Musisi Banyuwangi yang sebelumnya harus mengeluarkan uang minimal 100 juta untuk satu album, sekarang hanya butuh 12 juta untuk rekaman di Banyuwangi. Karena sangat murah, order rekaman membanjiri studio rekaman Lharos sampai Victor kewalahan. Victor kemudian menambah fasilitas studio rekamannya dengan peralatan yang lebih canggih. Perkembangan studio rekaman Lharos juga tidak lepas dari pengaruh Johny M.C. yang ternyata sudah bersinar sebagai produser di Banyuwangi sejak tahun 1985. Sebanyak 50 musisi pernah ditangani Johny M.C., bahkan dua di antaranya, Emilia Contessa dan Nini Carlina, menjadi musisi nasional.

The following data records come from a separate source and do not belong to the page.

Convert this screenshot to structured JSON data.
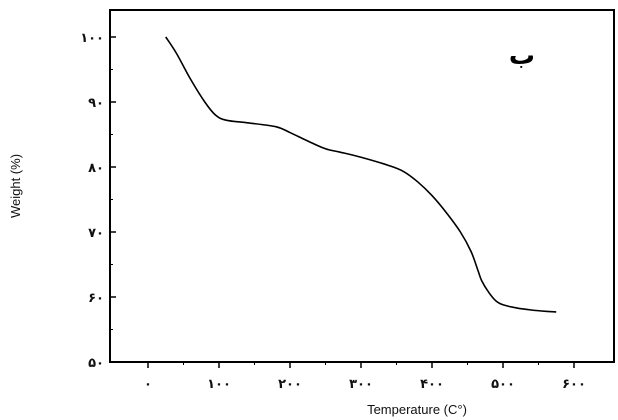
{
  "chart_data": {
    "type": "line",
    "panel_label": "ب",
    "xlabel": "Temperature (C°)",
    "ylabel": "Weight (%)",
    "xlim": [
      0,
      600
    ],
    "ylim": [
      50,
      104
    ],
    "x_ticks": [
      {
        "value": 0,
        "label": "۰"
      },
      {
        "value": 100,
        "label": "۱۰۰"
      },
      {
        "value": 200,
        "label": "۲۰۰"
      },
      {
        "value": 300,
        "label": "۳۰۰"
      },
      {
        "value": 400,
        "label": "۴۰۰"
      },
      {
        "value": 500,
        "label": "۵۰۰"
      },
      {
        "value": 600,
        "label": "۶۰۰"
      }
    ],
    "y_ticks": [
      {
        "value": 50,
        "label": "۵۰"
      },
      {
        "value": 60,
        "label": "۶۰"
      },
      {
        "value": 70,
        "label": "۷۰"
      },
      {
        "value": 80,
        "label": "۸۰"
      },
      {
        "value": 90,
        "label": "۹۰"
      },
      {
        "value": 100,
        "label": "۱۰۰"
      }
    ],
    "grid": false,
    "series": [
      {
        "color": "#000000",
        "x": [
          25,
          40,
          60,
          80,
          95,
          110,
          140,
          180,
          200,
          225,
          250,
          270,
          300,
          340,
          360,
          380,
          400,
          420,
          440,
          455,
          465,
          470,
          480,
          490,
          500,
          520,
          540,
          560,
          575
        ],
        "y": [
          100,
          97.5,
          93.5,
          90,
          88,
          87.2,
          86.8,
          86.2,
          85.3,
          84,
          82.8,
          82.3,
          81.5,
          80.2,
          79.3,
          77.7,
          75.6,
          73,
          70,
          67,
          64,
          62.5,
          60.7,
          59.4,
          58.8,
          58.3,
          58,
          57.8,
          57.7
        ]
      }
    ]
  }
}
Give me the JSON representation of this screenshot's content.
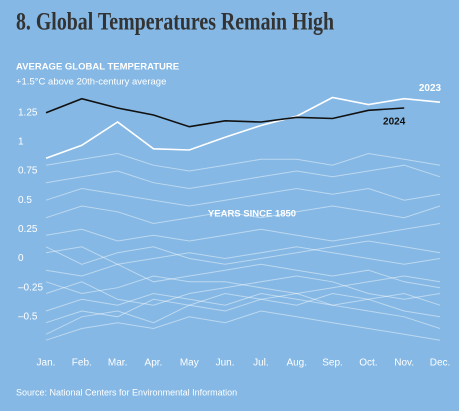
{
  "chart_data": {
    "type": "line",
    "title": "8. Global Temperatures Remain High",
    "subtitle": "AVERAGE GLOBAL TEMPERATURE",
    "y_label": "+1.5°C above 20th-century average",
    "annotation": "YEARS SINCE 1850",
    "source": "Source: National Centers for Environmental Information",
    "categories": [
      "Jan.",
      "Feb.",
      "Mar.",
      "Apr.",
      "May",
      "Jun.",
      "Jul.",
      "Aug.",
      "Sep.",
      "Oct.",
      "Nov.",
      "Dec."
    ],
    "ylim": [
      -0.75,
      1.5
    ],
    "yticks": [
      1.25,
      1,
      0.75,
      0.5,
      0.25,
      0,
      {
        "value": -0.25,
        "label": "–0.25"
      },
      {
        "value": -0.5,
        "label": "–0.5"
      }
    ],
    "grid": false,
    "series": [
      {
        "color": "#ffffff",
        "values": [
          -0.3,
          -0.2,
          -0.35,
          -0.4,
          -0.3,
          -0.25,
          -0.2,
          -0.15,
          -0.2,
          -0.3,
          -0.35,
          -0.3
        ]
      },
      {
        "color": "#ffffff",
        "values": [
          -0.55,
          -0.45,
          -0.5,
          -0.35,
          -0.4,
          -0.3,
          -0.35,
          -0.4,
          -0.3,
          -0.35,
          -0.45,
          -0.5
        ]
      },
      {
        "color": "#ffffff",
        "values": [
          -0.1,
          -0.15,
          -0.05,
          -0.2,
          -0.15,
          -0.1,
          -0.05,
          -0.1,
          -0.15,
          -0.1,
          -0.2,
          -0.25
        ]
      },
      {
        "color": "#ffffff",
        "values": [
          -0.65,
          -0.5,
          -0.45,
          -0.55,
          -0.4,
          -0.45,
          -0.35,
          -0.3,
          -0.4,
          -0.45,
          -0.5,
          -0.6
        ]
      },
      {
        "color": "#ffffff",
        "values": [
          0.05,
          0.1,
          -0.05,
          0.0,
          0.05,
          0.0,
          0.05,
          0.1,
          0.05,
          0.0,
          -0.05,
          0.0
        ]
      },
      {
        "color": "#ffffff",
        "values": [
          -0.2,
          -0.3,
          -0.25,
          -0.15,
          -0.2,
          -0.2,
          -0.25,
          -0.3,
          -0.25,
          -0.2,
          -0.15,
          -0.2
        ]
      },
      {
        "color": "#ffffff",
        "values": [
          0.2,
          0.25,
          0.15,
          0.2,
          0.15,
          0.2,
          0.25,
          0.2,
          0.15,
          0.2,
          0.25,
          0.3
        ]
      },
      {
        "color": "#ffffff",
        "values": [
          0.35,
          0.45,
          0.4,
          0.3,
          0.35,
          0.4,
          0.35,
          0.4,
          0.45,
          0.4,
          0.35,
          0.45
        ]
      },
      {
        "color": "#ffffff",
        "values": [
          0.5,
          0.6,
          0.55,
          0.5,
          0.45,
          0.5,
          0.55,
          0.6,
          0.55,
          0.6,
          0.5,
          0.55
        ]
      },
      {
        "color": "#ffffff",
        "values": [
          0.65,
          0.7,
          0.75,
          0.65,
          0.6,
          0.65,
          0.7,
          0.75,
          0.7,
          0.75,
          0.8,
          0.7
        ]
      },
      {
        "color": "#ffffff",
        "values": [
          0.8,
          0.85,
          0.9,
          0.8,
          0.75,
          0.8,
          0.85,
          0.85,
          0.8,
          0.9,
          0.85,
          0.8
        ]
      },
      {
        "color": "#ffffff",
        "values": [
          -0.45,
          -0.35,
          -0.4,
          -0.3,
          -0.35,
          -0.4,
          -0.3,
          -0.35,
          -0.4,
          -0.35,
          -0.3,
          -0.4
        ]
      },
      {
        "color": "#ffffff",
        "values": [
          0.1,
          -0.05,
          0.05,
          0.1,
          0.0,
          -0.05,
          0.0,
          0.05,
          0.1,
          0.15,
          0.1,
          0.05
        ]
      },
      {
        "color": "#ffffff",
        "values": [
          -0.7,
          -0.6,
          -0.55,
          -0.6,
          -0.5,
          -0.55,
          -0.45,
          -0.5,
          -0.55,
          -0.6,
          -0.65,
          -0.7
        ]
      },
      {
        "name": "2023",
        "color": "#ffffff",
        "values": [
          0.86,
          0.97,
          1.17,
          0.94,
          0.93,
          1.04,
          1.14,
          1.22,
          1.38,
          1.32,
          1.37,
          1.34
        ]
      },
      {
        "name": "2024",
        "color": "#111111",
        "values": [
          1.25,
          1.37,
          1.29,
          1.23,
          1.13,
          1.18,
          1.17,
          1.21,
          1.2,
          1.27,
          1.29,
          null
        ]
      }
    ]
  }
}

Industri musik lokal ternyata juga berkembang di Kota Bandung. Studio rekaman Whisnu Record telah mengorbitkan penyanyi pop Sunda, “Jacko” Darso dan Nining Meida. Jacko Darso yang mempunyai ciri khas seperti Michael Jackson ini sangat memikat para pecinta musik Sunda. Musisi fenomenal satu lagi yang dilahirkan dari studio rekaman milik Mariska ini adalah Nining Meida. Bahkan album milik Nining Meida berjudul Kalangkang yang dirilis pada tahun 1986 masih menjadi buruan para kolektor musik dan sampai sekarang sudah terjual lebih dari satu juta kopi.
Musisi lokal diam-diam masih melakukan perlawanan. Bayangkan saja, musisi lokal di Banyuwangi bisa merilis 15 album dalam sebulan. Bagaimana perkembangan musik di daerah Anda?